The renminbi is likely to perform well throughout the rest of this year and the first quarter of 2013 due to seasonal and cyclical factors, so downside pressure on the dollar-renminbi is likely to remain in the near term, she said. If this continues, the PBoC could feasibly adjust FX policy to clear the dislocation in the market.
The second scenario could see the central bank return to its previous policy of aggressively buying dollars, providing the demand needed at the bottom of the daily band.
“In our view, many billions of RMB liquidity would be released into the system, which could lessen the need for further RRR [reserve ratio requirement] cuts,” she said. “The onshore forward curve would flatten and interest rate parity would be less visible.”
By her calculations, the PBoC would have needed to buy the dollar equivalent of Rmb100 billion to Rmb130 billion ($16 billion to $20.9 billion) each month for the past three months to soak up all of the inflows. However, as central bank action has been limited since September, she argues that there are around Rmb300 billion to Rmb400 billion of long US dollar positions held by banks or corporates that have not been cleared through the system.
“If the PBoC were to resume its previous, aggressive [US dollar] buying programme, then the amount of RMB liquidity pumped into the onshore market would be around this sort of size,” said Wang. “This is also nearly equivalent to a 50bp [basis point] RRR cut.”
The third option would be to move the dollar-renminbi fix sharply lower to close the gap with the spot rate, she said. This would lead to a swift fall in the dollar-renminbi swap.
“Furthermore, it may take a sizeable amount of CNY appreciation before the market reaches equilibrium, which in turn could challenge the outlook for exports,” said Wang. “As such, while we think the USD/CNY fix is becoming gradually more market-driven, we do not think it will be shifted significantly lower in the short term.”
Fourthly, the central bank could choose to widen the dollar-renminbi band from its current width of plus or minus 1%. This would have a similar effect on the spot market as moving the fix lower, but there would be more room for flexibility on a daily basis.
“However, the level of the short end NDFs may not drop as aggressively,” added Wang. “The NDFs would still be priced off the fix – which would remain on a gradual downward trend – rather than the spot rate, which would move lower more quickly. As such, the convergence between the two offshore forward curves – NDF and CNH – would be less likely to occur, assuming the fix remained relatively stable.”
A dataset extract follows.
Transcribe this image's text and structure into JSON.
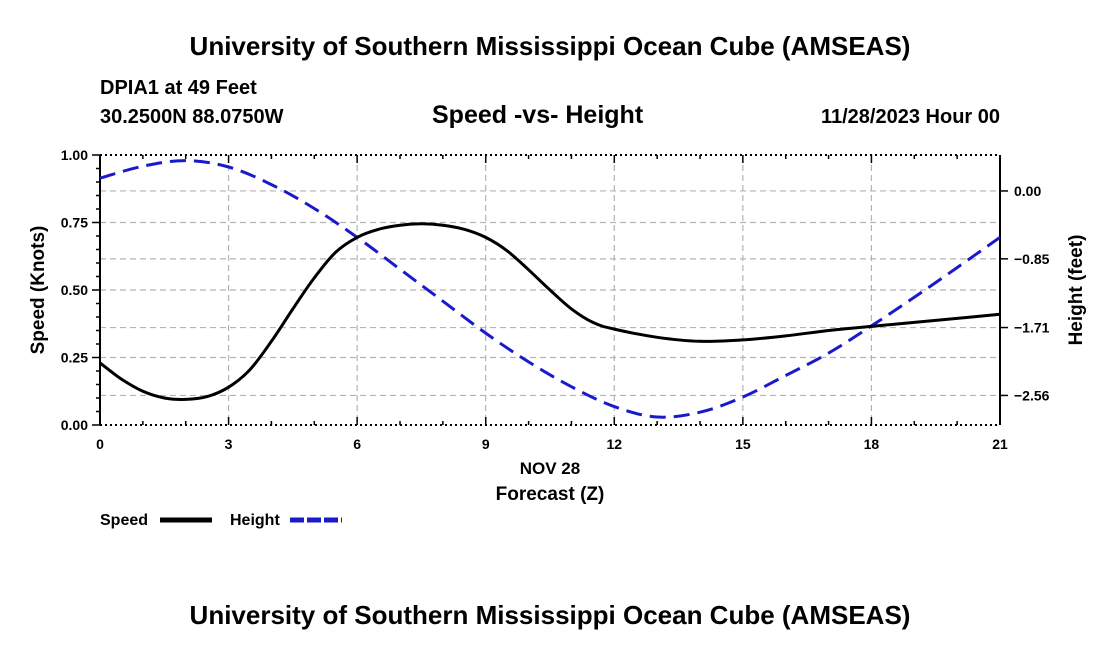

Finally, the PBoC could aggressively fix the currency to reverse renminbi appreciation expectations. This would ease appreciation pressure in the short term, but if the exchange rate remains well above a near term equilibrium level and the market continues to support a longer-term RMB appreciation view, then the effect might not last.
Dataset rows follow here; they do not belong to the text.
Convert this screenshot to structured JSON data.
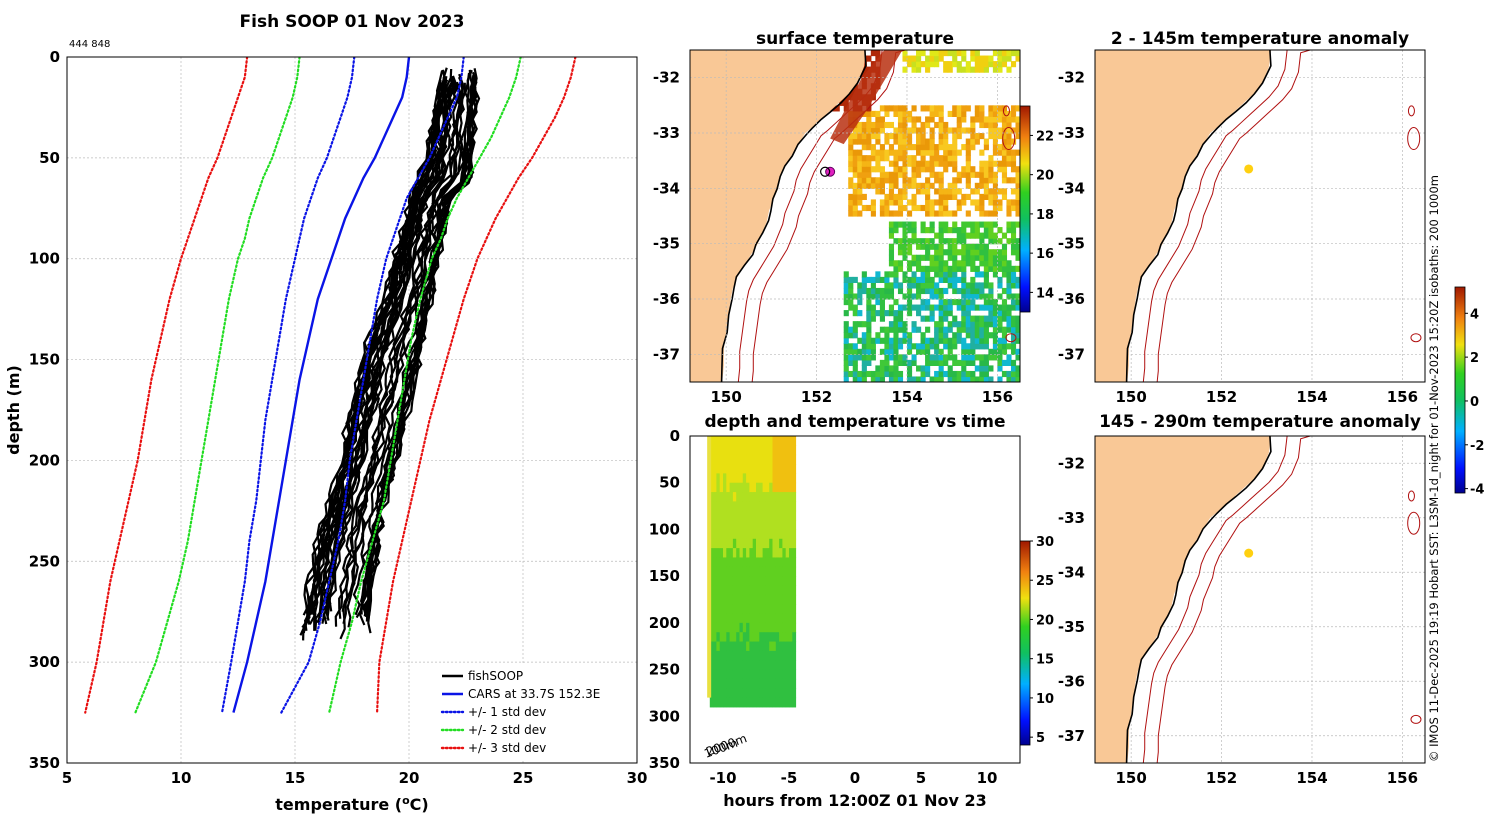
{
  "chart_data": [
    {
      "type": "line",
      "title": "Fish SOOP 01 Nov 2023",
      "id_label": "444 848",
      "xlabel": "temperature (",
      "xlabel_sup": "o",
      "xlabel_unit": "C)",
      "ylabel": "depth (m)",
      "xlim": [
        5,
        30
      ],
      "ylim": [
        0,
        350
      ],
      "xticks": [
        5,
        10,
        15,
        20,
        25,
        30
      ],
      "yticks": [
        0,
        50,
        100,
        150,
        200,
        250,
        300,
        350
      ],
      "depths": [
        0,
        10,
        20,
        30,
        40,
        50,
        60,
        70,
        80,
        90,
        100,
        120,
        140,
        160,
        180,
        200,
        220,
        240,
        260,
        280,
        300,
        325
      ],
      "series": [
        {
          "name": "fishSOOP",
          "color": "#000000",
          "style": "solid",
          "kind": "profiles"
        },
        {
          "name": "CARS at 33.7S 152.3E",
          "color": "#0a14e6",
          "style": "solid",
          "values": [
            20.0,
            19.9,
            19.7,
            19.3,
            18.9,
            18.5,
            18.0,
            17.6,
            17.2,
            16.9,
            16.6,
            16.0,
            15.6,
            15.2,
            14.9,
            14.6,
            14.3,
            14.0,
            13.7,
            13.3,
            12.9,
            12.3
          ]
        },
        {
          "name": "+/- 1 std dev",
          "color": "#0a14e6",
          "style": "dotted",
          "values_low": [
            17.6,
            17.5,
            17.3,
            17.0,
            16.7,
            16.4,
            16.0,
            15.7,
            15.4,
            15.2,
            15.0,
            14.6,
            14.3,
            14.0,
            13.7,
            13.5,
            13.3,
            13.0,
            12.8,
            12.5,
            12.2,
            11.8
          ],
          "values_high": [
            22.4,
            22.3,
            22.1,
            21.7,
            21.3,
            20.9,
            20.4,
            19.9,
            19.6,
            19.3,
            19.0,
            18.6,
            18.3,
            18.0,
            17.7,
            17.4,
            17.2,
            16.9,
            16.5,
            16.1,
            15.6,
            14.4
          ]
        },
        {
          "name": "+/- 2 std dev",
          "color": "#22dd22",
          "style": "dotted",
          "values_low": [
            15.2,
            15.1,
            14.9,
            14.6,
            14.3,
            14.0,
            13.6,
            13.3,
            13.0,
            12.8,
            12.5,
            12.1,
            11.8,
            11.5,
            11.2,
            10.9,
            10.6,
            10.3,
            9.9,
            9.4,
            8.9,
            8.0
          ],
          "values_high": [
            24.9,
            24.7,
            24.4,
            24.0,
            23.6,
            23.1,
            22.6,
            22.1,
            21.7,
            21.4,
            21.0,
            20.5,
            20.1,
            19.8,
            19.5,
            19.2,
            18.9,
            18.4,
            17.9,
            17.5,
            17.0,
            16.5
          ]
        },
        {
          "name": "+/- 3 std dev",
          "color": "#e81010",
          "style": "dotted",
          "values_low": [
            12.9,
            12.8,
            12.5,
            12.2,
            11.9,
            11.6,
            11.2,
            10.9,
            10.6,
            10.3,
            10.0,
            9.5,
            9.1,
            8.7,
            8.4,
            8.1,
            7.7,
            7.3,
            6.9,
            6.6,
            6.3,
            5.8
          ],
          "values_high": [
            27.3,
            27.1,
            26.8,
            26.4,
            25.9,
            25.4,
            24.8,
            24.3,
            23.8,
            23.4,
            23.0,
            22.4,
            21.9,
            21.4,
            20.9,
            20.5,
            20.1,
            19.7,
            19.3,
            19.0,
            18.7,
            18.6
          ]
        }
      ],
      "fishsoop_band": {
        "depths": [
          5,
          30,
          50,
          60,
          70,
          90,
          120,
          150,
          200,
          220,
          240,
          260,
          280,
          290
        ],
        "low": [
          21.5,
          21.0,
          20.8,
          20.4,
          20.1,
          19.6,
          18.9,
          17.9,
          17.0,
          16.5,
          16.0,
          15.6,
          15.3,
          15.0
        ],
        "high": [
          23.0,
          22.9,
          22.8,
          22.8,
          21.8,
          21.5,
          21.0,
          20.5,
          19.5,
          19.0,
          18.7,
          18.5,
          18.3,
          18.5
        ]
      },
      "legend_position": "bottom-right"
    },
    {
      "type": "heatmap",
      "title": "surface temperature",
      "xlim": [
        149.2,
        156.5
      ],
      "ylim": [
        -37.5,
        -31.5
      ],
      "xticks": [
        150,
        152,
        154,
        156
      ],
      "yticks": [
        -32,
        -33,
        -34,
        -35,
        -36,
        -37
      ],
      "colorbar": {
        "min": 13,
        "max": 23.5,
        "ticks": [
          14,
          16,
          18,
          20,
          22
        ]
      },
      "marker": {
        "lon": 152.3,
        "lat": -33.7
      }
    },
    {
      "type": "heatmap",
      "title": "depth and temperature vs time",
      "xlabel": "hours from 12:00Z 01 Nov 23",
      "xlim": [
        -12.5,
        12.5
      ],
      "ylim": [
        0,
        350
      ],
      "xticks": [
        -10,
        -5,
        0,
        5,
        10
      ],
      "yticks": [
        0,
        50,
        100,
        150,
        200,
        250,
        300,
        350
      ],
      "colorbar": {
        "min": 4,
        "max": 30,
        "ticks": [
          5,
          10,
          15,
          20,
          25,
          30
        ]
      },
      "data_extent": {
        "t_start": -11,
        "t_end": -4.5,
        "depth_max": 290
      },
      "annotation": "2000m",
      "annotation_overlap": "100m"
    },
    {
      "type": "heatmap",
      "title": "2 - 145m temperature anomaly",
      "xlim": [
        149.2,
        156.5
      ],
      "ylim": [
        -37.5,
        -31.5
      ],
      "xticks": [
        150,
        152,
        154,
        156
      ],
      "yticks": [
        -32,
        -33,
        -34,
        -35,
        -36,
        -37
      ],
      "marker": {
        "lon": 152.6,
        "lat": -33.65
      }
    },
    {
      "type": "heatmap",
      "title": "145 - 290m temperature anomaly",
      "xlim": [
        149.2,
        156.5
      ],
      "ylim": [
        -37.5,
        -31.5
      ],
      "xticks": [
        150,
        152,
        154,
        156
      ],
      "yticks": [
        -32,
        -33,
        -34,
        -35,
        -36,
        -37
      ],
      "marker": {
        "lon": 152.6,
        "lat": -33.65
      },
      "colorbar": {
        "min": -4.2,
        "max": 5.2,
        "ticks": [
          -4,
          -2,
          0,
          2,
          4
        ]
      }
    }
  ],
  "credit": "© IMOS 11-Dec-2025 19:19 Hobart SST: L3SM-1d_night for 01-Nov-2023 15:20Z isobaths: 200  1000m",
  "colors": {
    "land": "#f9c896",
    "coast": "#000000",
    "isobath": "#b01010",
    "marker": "#ffd010"
  }
}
“In a knee-jerk reaction, the three RMB curves may shift to the right and the curve could steepen a bit,” said Wang. “But the curves would soon flatten again, to price in more appreciation in the future.”
She pointed out that these five options are not mutually exclusive, but on the whole the central bank is most likely to stick to the first one, keeping away from intervention as much as possible, while allowing the dollar-renminbi fix to move gradually lower.